If God created woman, as is claimed in the title of the classic French film starring Brigitte Bardot and directed by Roger Vadim, champagne, for its part, created Zero Pesticides. The remarkable milestone for which I will remember 2018 as far as the world of wine is concerned is this: you don’t need to be organic or even biodynamic to be zero pesticide. At least that’s what Champagne Henri Giraud has proved. Being the smallest of the champagne houses, its name possibly doesn’t ring a bell. As Robert Parker wrote a few years ago: “This may be the finest champagne house virtually no one has ever heard of.” Since then, word of mouth has been working steadily away. Just like the Romanée Conti estate or the wines of Egon Muller, its MV and ARGONNE vintages (around €400 a bottle) are now sought after the world over – Asia swallows up a substantial share of its production. And its commitment in the form of the #ExperienceHenriGiraud and Zero Pesticide is making it the darling of a young clientele, the 20-30 year age group.
As I mention in the new VitaBella Luxury & Lifestyle report entitled “Be committed! A new intelligence at the very heart of labels” to be released in January 2019, commitment – whether for a champagne house, a brand of cosmetics or anything else – is very much in fashion these days. It is a fundamental element which luxury brands need to incorporate or risk being dropped by new consumers. In the world of wine, champagne seems to have got the message before many others given the recent mention of #1stCarbonNeutralChampagne appearing in Drappier House publicity.
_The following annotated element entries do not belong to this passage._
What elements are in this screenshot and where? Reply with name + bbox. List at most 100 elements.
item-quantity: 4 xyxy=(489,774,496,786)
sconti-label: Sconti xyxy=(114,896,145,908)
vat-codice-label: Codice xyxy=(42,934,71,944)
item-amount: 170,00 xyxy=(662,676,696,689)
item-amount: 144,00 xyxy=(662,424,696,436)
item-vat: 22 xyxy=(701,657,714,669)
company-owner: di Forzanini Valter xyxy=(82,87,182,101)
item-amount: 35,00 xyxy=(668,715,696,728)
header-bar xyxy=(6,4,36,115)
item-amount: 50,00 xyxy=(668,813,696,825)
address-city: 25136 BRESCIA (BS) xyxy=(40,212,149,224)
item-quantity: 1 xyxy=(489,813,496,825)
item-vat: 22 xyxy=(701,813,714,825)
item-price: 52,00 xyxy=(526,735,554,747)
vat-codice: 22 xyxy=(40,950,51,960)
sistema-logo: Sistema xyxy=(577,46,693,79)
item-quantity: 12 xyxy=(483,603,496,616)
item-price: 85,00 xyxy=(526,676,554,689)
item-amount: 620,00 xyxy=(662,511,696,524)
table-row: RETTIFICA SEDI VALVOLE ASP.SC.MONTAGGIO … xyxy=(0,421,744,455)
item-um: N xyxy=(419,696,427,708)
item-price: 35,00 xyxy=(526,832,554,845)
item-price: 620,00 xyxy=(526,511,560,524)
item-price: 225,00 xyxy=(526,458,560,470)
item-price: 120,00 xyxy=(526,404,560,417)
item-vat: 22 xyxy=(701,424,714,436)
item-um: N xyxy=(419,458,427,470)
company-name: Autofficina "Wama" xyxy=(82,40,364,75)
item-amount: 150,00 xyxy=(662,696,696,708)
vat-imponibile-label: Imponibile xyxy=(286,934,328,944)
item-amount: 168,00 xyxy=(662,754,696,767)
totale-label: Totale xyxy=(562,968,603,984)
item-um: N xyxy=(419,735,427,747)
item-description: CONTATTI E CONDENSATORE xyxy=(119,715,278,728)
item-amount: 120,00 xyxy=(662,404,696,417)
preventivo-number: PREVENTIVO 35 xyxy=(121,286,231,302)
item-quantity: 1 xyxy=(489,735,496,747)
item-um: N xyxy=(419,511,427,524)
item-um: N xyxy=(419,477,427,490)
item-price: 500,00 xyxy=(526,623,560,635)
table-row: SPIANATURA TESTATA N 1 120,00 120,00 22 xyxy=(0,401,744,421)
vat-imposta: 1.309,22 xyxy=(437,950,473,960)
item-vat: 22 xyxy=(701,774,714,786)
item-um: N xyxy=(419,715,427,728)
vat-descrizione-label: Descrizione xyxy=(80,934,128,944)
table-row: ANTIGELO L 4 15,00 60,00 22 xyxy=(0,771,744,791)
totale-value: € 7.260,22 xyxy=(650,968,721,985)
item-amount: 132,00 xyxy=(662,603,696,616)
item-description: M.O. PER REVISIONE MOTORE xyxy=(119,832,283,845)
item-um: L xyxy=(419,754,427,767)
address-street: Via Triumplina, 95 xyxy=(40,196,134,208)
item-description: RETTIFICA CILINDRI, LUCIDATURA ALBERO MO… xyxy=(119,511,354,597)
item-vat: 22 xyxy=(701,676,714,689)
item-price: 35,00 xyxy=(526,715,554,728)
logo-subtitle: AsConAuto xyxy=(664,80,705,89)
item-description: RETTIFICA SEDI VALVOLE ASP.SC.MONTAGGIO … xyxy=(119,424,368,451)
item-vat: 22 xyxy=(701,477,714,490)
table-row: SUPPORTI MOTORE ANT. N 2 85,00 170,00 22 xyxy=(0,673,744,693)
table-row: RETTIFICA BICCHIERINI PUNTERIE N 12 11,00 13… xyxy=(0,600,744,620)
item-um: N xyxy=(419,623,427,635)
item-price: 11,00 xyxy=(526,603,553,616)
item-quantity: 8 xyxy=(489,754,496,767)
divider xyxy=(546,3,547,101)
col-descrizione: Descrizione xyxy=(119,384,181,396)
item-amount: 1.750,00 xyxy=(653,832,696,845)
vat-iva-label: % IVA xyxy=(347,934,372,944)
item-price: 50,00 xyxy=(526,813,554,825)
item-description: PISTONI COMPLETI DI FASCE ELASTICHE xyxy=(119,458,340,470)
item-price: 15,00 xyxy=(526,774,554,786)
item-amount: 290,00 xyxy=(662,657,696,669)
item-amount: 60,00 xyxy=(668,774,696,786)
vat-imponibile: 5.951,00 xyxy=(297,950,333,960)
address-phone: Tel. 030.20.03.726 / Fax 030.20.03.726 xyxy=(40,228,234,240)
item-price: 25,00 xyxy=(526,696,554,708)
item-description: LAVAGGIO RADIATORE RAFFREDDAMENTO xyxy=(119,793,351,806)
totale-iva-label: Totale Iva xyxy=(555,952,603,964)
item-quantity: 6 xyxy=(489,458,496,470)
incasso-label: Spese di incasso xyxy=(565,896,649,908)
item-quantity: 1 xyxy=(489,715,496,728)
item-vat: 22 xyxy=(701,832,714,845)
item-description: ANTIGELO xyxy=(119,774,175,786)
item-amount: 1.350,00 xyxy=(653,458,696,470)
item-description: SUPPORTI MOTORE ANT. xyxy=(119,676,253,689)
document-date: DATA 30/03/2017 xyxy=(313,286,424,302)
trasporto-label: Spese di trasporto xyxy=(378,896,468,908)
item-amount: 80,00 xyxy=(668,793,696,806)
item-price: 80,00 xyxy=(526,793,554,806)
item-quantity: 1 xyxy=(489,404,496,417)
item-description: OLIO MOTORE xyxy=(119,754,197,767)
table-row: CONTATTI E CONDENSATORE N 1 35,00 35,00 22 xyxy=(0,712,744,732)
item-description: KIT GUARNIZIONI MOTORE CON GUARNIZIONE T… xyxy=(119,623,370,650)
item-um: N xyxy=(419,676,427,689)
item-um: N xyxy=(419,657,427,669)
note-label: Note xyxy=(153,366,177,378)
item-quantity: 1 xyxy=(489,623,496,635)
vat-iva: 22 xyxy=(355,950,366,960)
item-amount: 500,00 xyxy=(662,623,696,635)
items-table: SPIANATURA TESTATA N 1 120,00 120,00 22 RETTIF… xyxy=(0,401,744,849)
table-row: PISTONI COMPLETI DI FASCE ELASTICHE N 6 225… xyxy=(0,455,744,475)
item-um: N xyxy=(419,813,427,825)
In the luxury world, commitment is a strong trend and January 2019 will see the launch of a new, very ‘Cosm-Ethic’ skin care label in the My Clarins range as well as British fashion designer, Stella McCartney and her commitment to sustainable development, Dior and its support for feminist awareness (We Should all be Feminists) and Mac – an Estée Lauder Group label – fighting for the Transgender cause. These are just a few examples out of so many…
This commitment (a very ‘consumer centric’ approach) is a response to an abundantly clear demand from the “third type of consumer”. Luxury is going through a key moment and needs to find new drivers of desirability, including innovation. As well as co-creation and personalisation which they love, new consumers are highly sensitive to messages carried by brands on topics as diverse as: 1) Respecting other humans and nature 2) Saving resources 3) Passing on to future generations. At a time when transparency is becoming more important than ethics, the wine world needs to take a fresh look at its communication through this new prism. In plain language: in 2019 you need to be committed!